Es ist keineswegs der Fall, dass Hi-Res- und Klassikfreunde gerne auf Bass verzichten würden, nur weil sie den dumpfen, muffigen Bass-Klang älterer Beats-Kopfhörer nicht genießen. Vielmehr sollte der Bass klar definiert sein und ein rhythmisch akkurates Timing aufweisen. Dass kultivierte Musik keine ausgeprägten Höhen und keinen Tiefbass haben sollte, ist vielleicht die Meinung von Bose, aber unter Audiophilen und unter leidenschaftlichen Klassik-Freunden wird man eine solche Auffassung nicht antreffen.

Die Musik sollte vielmehr so klingen, wie der Komponist sich das gedacht hat und wie es die Quelle hergibt, etwa eine CD oder eine Hi-Res-Datei. Wenn der Komponist auf Bass oder Höhen verzichten möchte, entscheidet er das – und vorzugsweise nicht der Kopfhörer, was die QuietComfort 35-Lauscher bedauerlicherweise anders handhaben.

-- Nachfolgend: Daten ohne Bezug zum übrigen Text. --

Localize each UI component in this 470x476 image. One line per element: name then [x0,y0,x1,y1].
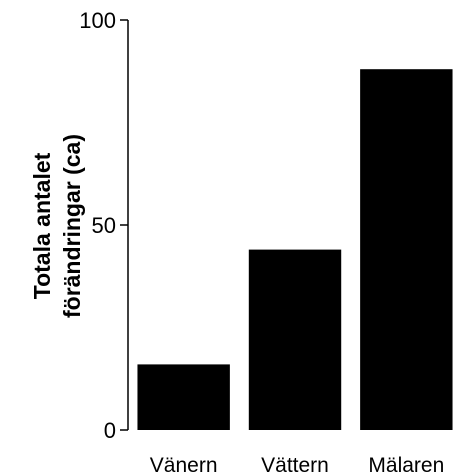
y-tick-label-0: 0 [104,418,116,443]
y-axis-title-line-1: Totala antalet [29,152,55,299]
y-axis-title-line-2: förändringar (ca) [59,134,85,318]
bars-group [137,69,453,430]
y-tick-label-50: 50 [92,213,116,238]
y-tick-label-100: 100 [79,8,116,33]
y-axis: 0 50 100 [79,8,129,443]
bar-vättern [248,249,342,430]
bar-mälaren [360,69,453,430]
x-tick-label-mälaren: Mälaren [368,454,444,476]
x-axis-labels: Vänern Vättern Mälaren [150,454,444,476]
x-tick-label-vättern: Vättern [261,454,329,476]
y-axis-title: Totala antalet förändringar (ca) [29,134,85,318]
x-tick-label-vänern: Vänern [150,454,218,476]
bar-vänern [137,364,230,430]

Auch der Sony Hear On Wireless ist nicht audiophil, aber wenigstens verzichtet er bei vergleichbaren Features auf einen pseudo-kultivierten Klang und setzt auf Natürlichkeit und Ausgewogenheit. Bose hat sich zu sehr auf seinen Lorbeeren ausgeruht, die sich der Hersteller mit der großartigen Geräuschunterdrückung einst verdient hat. Sony ergreift die Chance und singt Arien, während Bose nur große Töne spuckt.